Стоны больных и раненых... Бред умирающих... Резкие, словно удары кнута, команды эсэсовцев... Овчарки... Выстрелы...

Лагерь для военнопленных обнесен четырьмя рядами колючей проволоки.

За оградой — западная окраина Житомира. До города каких-нибудь полтора-два километра. Там вопреки всему зеленеют сады. Чуть ближе — манящий изумруд травы. А тут, за колючей проволокой, черная, как колесная мазь, липкая земля. Ни травинки, ни корешка, ни листочка. Все, что можно было разжевать и съесть, давно съедено.

По другую сторону бесконечной лентой тянется автострада Львов — Киев. По ней неторопливо ползут танки, бронетранспортеры, проносятся «оппели» и «мерседесы». Обгоняя танки, движутся похожие на железнодорожные вагоны грузовики с солдатами. Солдаты бросают безразличные взгляды на заключенных, смеются, что-то кричат, но их голоса теряются в шуме моторов и грохоте танковых гусениц. 

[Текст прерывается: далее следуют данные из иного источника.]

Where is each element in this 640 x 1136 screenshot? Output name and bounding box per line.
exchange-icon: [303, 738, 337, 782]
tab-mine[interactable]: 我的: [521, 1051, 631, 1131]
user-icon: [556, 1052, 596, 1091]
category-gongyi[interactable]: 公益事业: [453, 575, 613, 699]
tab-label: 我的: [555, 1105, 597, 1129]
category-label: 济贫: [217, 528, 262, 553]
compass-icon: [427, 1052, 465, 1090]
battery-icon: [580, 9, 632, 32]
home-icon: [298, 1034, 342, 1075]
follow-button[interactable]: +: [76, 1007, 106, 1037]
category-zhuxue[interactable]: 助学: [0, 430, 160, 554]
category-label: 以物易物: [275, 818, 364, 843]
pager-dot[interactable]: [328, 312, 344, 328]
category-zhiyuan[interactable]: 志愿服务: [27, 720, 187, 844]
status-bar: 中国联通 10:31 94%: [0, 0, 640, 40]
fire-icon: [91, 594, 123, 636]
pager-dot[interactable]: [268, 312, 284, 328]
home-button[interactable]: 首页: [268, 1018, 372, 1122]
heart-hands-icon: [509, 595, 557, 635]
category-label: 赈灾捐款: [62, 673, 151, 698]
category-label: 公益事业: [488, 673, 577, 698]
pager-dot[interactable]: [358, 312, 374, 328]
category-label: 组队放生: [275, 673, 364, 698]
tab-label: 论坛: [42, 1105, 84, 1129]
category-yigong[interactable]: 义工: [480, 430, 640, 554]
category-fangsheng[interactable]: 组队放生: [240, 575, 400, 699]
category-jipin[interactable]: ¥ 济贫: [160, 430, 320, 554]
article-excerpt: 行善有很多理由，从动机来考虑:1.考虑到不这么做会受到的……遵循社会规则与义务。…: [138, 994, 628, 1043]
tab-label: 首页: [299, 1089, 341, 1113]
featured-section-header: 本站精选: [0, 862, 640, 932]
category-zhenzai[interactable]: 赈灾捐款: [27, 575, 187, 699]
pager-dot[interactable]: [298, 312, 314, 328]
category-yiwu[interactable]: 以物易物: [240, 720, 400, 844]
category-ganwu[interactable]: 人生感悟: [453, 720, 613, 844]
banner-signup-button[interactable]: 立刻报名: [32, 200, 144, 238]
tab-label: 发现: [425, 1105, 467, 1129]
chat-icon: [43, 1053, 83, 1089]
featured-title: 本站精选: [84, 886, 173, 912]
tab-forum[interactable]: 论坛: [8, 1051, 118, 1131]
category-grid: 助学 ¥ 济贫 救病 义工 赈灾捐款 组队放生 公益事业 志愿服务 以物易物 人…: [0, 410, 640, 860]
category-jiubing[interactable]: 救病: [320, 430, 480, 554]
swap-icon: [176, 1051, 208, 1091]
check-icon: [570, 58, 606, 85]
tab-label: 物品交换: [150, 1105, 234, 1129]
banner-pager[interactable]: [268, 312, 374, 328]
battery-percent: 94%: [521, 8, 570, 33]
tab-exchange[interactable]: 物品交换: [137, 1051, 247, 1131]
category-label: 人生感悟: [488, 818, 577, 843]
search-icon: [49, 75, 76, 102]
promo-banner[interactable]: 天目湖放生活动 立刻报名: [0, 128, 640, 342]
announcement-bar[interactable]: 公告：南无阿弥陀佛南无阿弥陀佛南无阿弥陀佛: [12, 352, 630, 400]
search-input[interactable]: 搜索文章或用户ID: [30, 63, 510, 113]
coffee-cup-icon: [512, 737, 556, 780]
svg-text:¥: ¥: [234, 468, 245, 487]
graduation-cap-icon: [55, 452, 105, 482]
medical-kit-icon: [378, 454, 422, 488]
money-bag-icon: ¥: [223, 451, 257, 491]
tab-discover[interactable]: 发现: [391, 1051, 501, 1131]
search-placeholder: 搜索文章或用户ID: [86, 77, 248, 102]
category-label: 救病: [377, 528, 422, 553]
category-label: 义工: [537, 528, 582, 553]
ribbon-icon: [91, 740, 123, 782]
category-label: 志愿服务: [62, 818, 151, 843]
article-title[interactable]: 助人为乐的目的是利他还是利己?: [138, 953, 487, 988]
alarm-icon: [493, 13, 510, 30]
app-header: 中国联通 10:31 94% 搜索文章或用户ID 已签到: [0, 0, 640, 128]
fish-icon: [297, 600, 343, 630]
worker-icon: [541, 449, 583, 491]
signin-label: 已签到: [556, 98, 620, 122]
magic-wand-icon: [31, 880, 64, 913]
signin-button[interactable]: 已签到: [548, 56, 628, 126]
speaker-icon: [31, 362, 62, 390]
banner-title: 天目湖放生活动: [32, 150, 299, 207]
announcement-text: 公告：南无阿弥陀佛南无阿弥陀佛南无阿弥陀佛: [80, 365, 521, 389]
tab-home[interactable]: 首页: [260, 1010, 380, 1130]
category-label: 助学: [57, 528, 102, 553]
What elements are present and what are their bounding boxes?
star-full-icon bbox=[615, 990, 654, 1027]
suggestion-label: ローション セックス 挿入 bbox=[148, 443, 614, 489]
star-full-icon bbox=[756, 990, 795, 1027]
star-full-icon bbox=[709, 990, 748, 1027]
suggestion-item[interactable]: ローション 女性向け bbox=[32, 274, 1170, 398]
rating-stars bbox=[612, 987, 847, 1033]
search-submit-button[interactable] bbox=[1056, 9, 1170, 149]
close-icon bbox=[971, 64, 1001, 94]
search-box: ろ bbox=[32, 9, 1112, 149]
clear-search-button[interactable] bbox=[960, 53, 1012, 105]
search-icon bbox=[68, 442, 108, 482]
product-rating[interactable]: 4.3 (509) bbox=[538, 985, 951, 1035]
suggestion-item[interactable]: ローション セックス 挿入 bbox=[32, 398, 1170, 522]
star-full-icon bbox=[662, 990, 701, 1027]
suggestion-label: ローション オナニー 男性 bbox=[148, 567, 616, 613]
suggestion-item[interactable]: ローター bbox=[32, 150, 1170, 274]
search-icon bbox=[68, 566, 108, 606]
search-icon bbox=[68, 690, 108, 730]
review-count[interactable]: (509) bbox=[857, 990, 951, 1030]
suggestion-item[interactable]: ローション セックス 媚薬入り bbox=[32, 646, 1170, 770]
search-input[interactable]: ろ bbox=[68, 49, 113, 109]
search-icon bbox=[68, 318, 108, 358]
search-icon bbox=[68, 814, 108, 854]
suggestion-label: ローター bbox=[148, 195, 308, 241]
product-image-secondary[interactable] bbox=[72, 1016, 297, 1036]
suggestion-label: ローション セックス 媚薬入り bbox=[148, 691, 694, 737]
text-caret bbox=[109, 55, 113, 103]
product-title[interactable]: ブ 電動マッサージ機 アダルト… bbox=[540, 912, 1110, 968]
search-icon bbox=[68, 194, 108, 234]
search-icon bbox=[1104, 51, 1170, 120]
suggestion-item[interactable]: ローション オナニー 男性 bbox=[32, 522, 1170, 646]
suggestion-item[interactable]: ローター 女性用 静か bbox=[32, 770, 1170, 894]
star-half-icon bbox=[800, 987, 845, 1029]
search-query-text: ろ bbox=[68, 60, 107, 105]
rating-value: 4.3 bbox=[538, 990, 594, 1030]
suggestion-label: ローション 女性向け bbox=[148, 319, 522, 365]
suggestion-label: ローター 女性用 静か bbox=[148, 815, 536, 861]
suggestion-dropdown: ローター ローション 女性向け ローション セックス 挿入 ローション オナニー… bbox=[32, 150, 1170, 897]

Лагерь не без умысла разбит именно здесь, у автострады Львов — Киев. Для проезжающих мимо немецких солдат он является как бы олицетворением силы и непобедимости третьего рейха и слабости Красной Армии. То, что гитлеровцы видят за рядами колючей проволоки, должно вдохновлять их и поднимать боевой дух: еще немного усилий, и Красная Армия будет полностью разгромлена!

За автострадой зеленеет полоска леса. Там гремят приглушенные расстоянием автоматные очереди. Изредка доносятся душераздирающие крики.

Взоры тех, кто находится в лагере, прикованы к опушке леса. Все напряженно ждут, когда оттуда появится группа эсэсовцев. Попыхивая сигаретами, громко переговариваясь, будто ничего не случилось, палачи возвратятся в лагерь, отберут очередную партию обреченных, дадут им в руки лопаты и погонят через автостраду и поле в лес. Спустя полчаса снова послышатся автоматные очереди...

Кто на этот раз окажется в числе смертников? На кого падет выбор долговязого офицера, спокойно помахивающего стеком?

До сих пор расстреливали лишь тех, что лежали за небольшим деревянным сараем, «санпропускником», как называли его пленные, — тяжелораненых, больных, обессилевших от побоев.

Сейчас за сараем уже никого нет. Всех вывезли в лес, расстреляли. Теперь наступила очередь готовиться к смерти тем, кто еще хоть чуть-чуть держится на ногах, ходит, разговаривает, толпится в очереди за пшенной баландой.